Microbiology 1995, 141:1691–1705.PubMedCrossRef 66. Figurski DH, Helinski DR: Replication of an origin-containing derivative buy PR-171 of plasmid RK2 dependent on a plasmid function provided in trans . Proc Natl Acad Sci USA 1979,76(4):1648–1652.PubMedCrossRef 67. Ojangu EL, Tover A, Teras R, Kivisaar M: Effects of combination of different -10 hexamers and downstream sequences on stationary-phase-specific sigma factor sigma(S)-dependent transcription in Pseudomonas
putida . J Bacteriol 2000,182(23):6707–6713.PubMedCrossRef 68. Koch B, Jensen LE, Nybroe O: A panel of Tn 7 -based vectors for insertion of the gfp marker gene or for delivery of cloned DNA into Gram-negative bacteria at a neutral chromosomal site. J Microbiol Methods 2001,45(3):187–195.PubMedCrossRef Authors’ contributions MP and RH prepared design of experimental work. MP carried out transposon mutagenesis screen and participated in OMP analysis. AA purified OMPs and did OMP find protocol pattern analysis. HI constructed mutant strains and contributed enzyme assays. RH performed lysis assays, coordinated experimental work and wrote the manuscript. All authors participated in manuscript editing and approved the final manuscript.”

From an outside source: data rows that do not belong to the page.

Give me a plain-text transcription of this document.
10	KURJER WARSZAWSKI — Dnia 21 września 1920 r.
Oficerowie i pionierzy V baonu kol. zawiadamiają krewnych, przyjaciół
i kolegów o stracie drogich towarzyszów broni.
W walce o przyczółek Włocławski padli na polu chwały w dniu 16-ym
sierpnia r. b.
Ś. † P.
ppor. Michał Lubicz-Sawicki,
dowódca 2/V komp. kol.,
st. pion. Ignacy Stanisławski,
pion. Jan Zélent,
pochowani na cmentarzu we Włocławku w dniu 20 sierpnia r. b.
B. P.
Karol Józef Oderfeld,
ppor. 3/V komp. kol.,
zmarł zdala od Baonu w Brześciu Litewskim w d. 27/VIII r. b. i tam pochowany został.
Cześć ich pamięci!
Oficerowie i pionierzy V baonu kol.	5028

“Background Sirodesmin PL is the major phytotoxin produced by Selleck OSI-906 the
plant pathogen Leptosphaeria maculans (Desm.), the causal agent of blackleg disease of Brassica napus (canola). Sirodesmin PL has antibacterial
and antiviral properties [1] and is essential for full virulence of L. maculans on stems of B. napus [2]. This toxin is an epipolythiodioxopiperazine (ETP), a class of secondary metabolites characterised by the presence of a highly reactive disulphide-bridged dioxopiperazine ring synthesised from two amino acids (for review see [3]). The first committed step in the sirodesmin biosynthetic pathway is prenylation of tyrosine [4, 5]. As for other fungal secondary metabolites, the genes for the biosynthesis of sirodesmin PL are clustered. The sirodesmin cluster contains 18 genes that are co-ordinately regulated with timing consistent with sirodesmin PL production. Disruption of one of see more these genes, sirP, which encodes a peptide synthetase, results in an isolate unable to produce sirodesmin PL [6]. Based on comparative genomics, the cluster of genes in Aspergillus fumigatus responsible for the biosynthesis of another ETP, gliotoxin, was then predicted. The pattern of expression of the clustered homologs was consistent with gliotoxin production [7]. The identity of this gene cluster was confirmed via the disruption of peptide synthetase, gliP whereby the resultant mutant was unable to make gliotoxin [8, 9]. These ETP gene clusters also encode a Zn(II)2Cys6 transcription factor, namely SirZ for sirodesmin, and GliZ for gliotoxin [7].